You can identify PTSD when you discover these strong avoidance behaviors. Changes in your emotional reaction and intrusive memories areothers. But even if you notice these signs in yourself and in others, what’s next? Here are five tips for dealing with PTSD after an accident:
Therapy is one of the most common treatments for PTSD. Therapy teaches you how to deal with your trauma, improve your self-esteem, and chip away at your symptoms. There are many possible techniques used to address PTSD. For example, with cognitive processing therapy, you’ll discuss your accident and how it has affected your life. Your therapist will work with you to help you realize what areas of your accident were out of control and helps you to relinquish any blame or fault you might be carrying. You’ll also learn breathing techniques and coping mechanisms that will help you on a daily basis.
Speak to a Lawyer
It can be difficult for you to feel as though you can move on with your life if you feel like you’ve been mistreated or didn’t get the reparations you deserve. For example, you might find yourself overwhelmed with medical bills or struggling to afford therapy. According to the Barnes Firm, a team of truck accident lawyers in Oakland, getting legal advice can help you put your personal circumstances into better perspective and aid you financially and emotionally in your efforts to move on with your life. If money is only compounding the negative feelings you associate with your accident, always reach out to an attorney who can help you determine whether you can receive additional compensation.
Exercise – One of the Most Effective Coping Strategies for PTSD
Exercise is a great, natural way to boost the feel-good neurotransmitters in your body and give you a sense of purpose.
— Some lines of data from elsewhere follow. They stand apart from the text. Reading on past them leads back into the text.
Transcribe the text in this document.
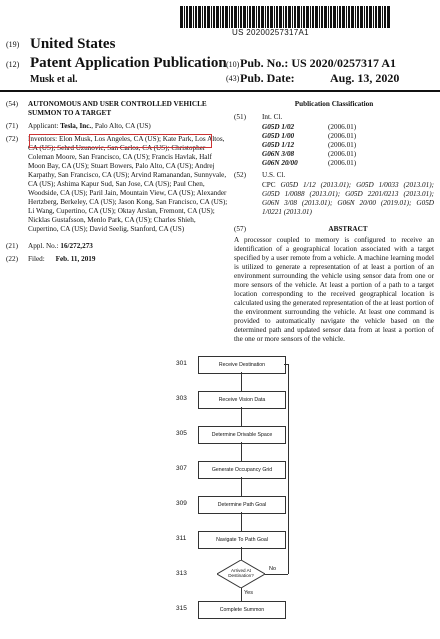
US 20200257317A1
(19) United States
(12) Patent Application Publication
Musk et al.
(10) Pub. No.: US 2020/0257317 A1
(43) Pub. Date:	Aug. 13, 2020
(54)	AUTONOMOUS AND USER CONTROLLED VEHICLE SUMMON TO A TARGET
(71)	Applicant: Tesla, Inc., Palo Alto, CA (US)
(72)	Inventors: Elon Musk, Los Angeles, CA (US); Kate Park, Los Altos, CA (US); Sehrd Uzunovic, San Carlos, CA (US); Christopher Coleman Moore, San Francisco, CA (US); Francis Havlak, Half Moon Bay, CA (US); Stuart Bowers, Palo Alto, CA (US); Andrej Karpathy, San Francisco, CA (US); Arvind Ramanandan, Sunnyvale, CA (US); Ashima Kapur Sud, San Jose, CA (US); Paul Chen, Woodside, CA (US); Paril Jain, Mountain View, CA (US); Alexander Hertzberg, Berkeley, CA (US); Jason Kong, San Francisco, CA (US); Li Wang, Cupertino, CA (US); Oktay Arslan, Fremont, CA (US); Nicklas Gustafsson, Menlo Park, CA (US); Charles Shieh, Cupertino, CA (US); David Seelig, Stanford, CA (US)
(21)	Appl. No.: 16/272,273
(22)	Filed: Feb. 11, 2019
Publication Classification
(51)	Int. Cl.
G05D 1/02	(2006.01)
G05D 1/00	(2006.01)
G05D 1/12	(2006.01)
G06N 3/08	(2006.01)
G06N 20/00	(2006.01)
(52)	U.S. Cl.
CPC G05D 1/12 (2013.01); G05D 1/0033 (2013.01); G05D 1/0088 (2013.01); G05D 2201/0213 (2013.01); G06N 3/08 (2013.01); G06N 20/00 (2019.01); G05D 1/0221 (2013.01)
(57)	ABSTRACT
A processor coupled to memory is configured to receive an identification of a geographical location associated with a target specified by a user remote from a vehicle. A machine learning model is utilized to generate a representation of at least a portion of an environment surrounding the vehicle using sensor data from one or more sensors of the vehicle. At least a portion of a path to a target location corresponding to the received geographical location is calculated using the generated representation of the at least portion of the environment surrounding the vehicle. At least one command is provided to automatically navigate the vehicle based on the determined path and updated sensor data from at least a portion of the one or more sensors of the vehicle.
301	Receive Destination
303	Receive Vision Data
305	Determine Drivable Space
307	Generate Occupancy Grid
309	Determine Path Goal
311	Navigate To Path Goal
313	Arrived At Destination?
315	Complete Summon
Yes
No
When you’re done exercising, chances are you feel as though you’ve accomplished something, and this can offer the positive stimulation you need. Low to moderate exercise can relieve anxiety and boost your mood. You can also combine it with outdoor immersion, like going for a walk in the park. Getting yourself out in nature is also a healthy way to start feeling better about yourself.
Even if you don’t have PTSD, or you haven’t discovered any symptoms just, yet, exercise can you help you in numerous facets of your life by boosting your overall cardiovascular health, improving your mobility, and allowing you to maintain a healthy weight. If you were injured in your accident, always talk to your doctor about the type of exercises you can do safely.
Practice Defensive Driving
Defensive driving is the practice of utilizing safe driving practices to defend yourself against potential collisions. Taking a defensive driving course allows us to stay safer on the road, better recognize hazardous situations, and respond quicker. And this doesn’t just involve understanding potential accidents because of other drivers—it also helps you assess the road and determine whether conditions and how to drive when those conditions aren’t favorable. In some cases, you may even be able to lower your insurance by taking a defensive driving course. But more importantly, it can boost your confidence on the road.
There are countless studies that illustrate the benefits of meditation for many mental health issues, including post traumatic stress disorder. It’s one of the most effective coping strategies with PTSD. While there are several types of meditation, transcendental meditation may be particularly useful in addressing post-accident PTSD. This type of meditation involves chanting and focusing on mantras to achieve inner peace, and research found that participants who engaged in this type of meditation were able to curb PTSD symptoms in 3.5 months. They also reported improvements in their symptoms of depression.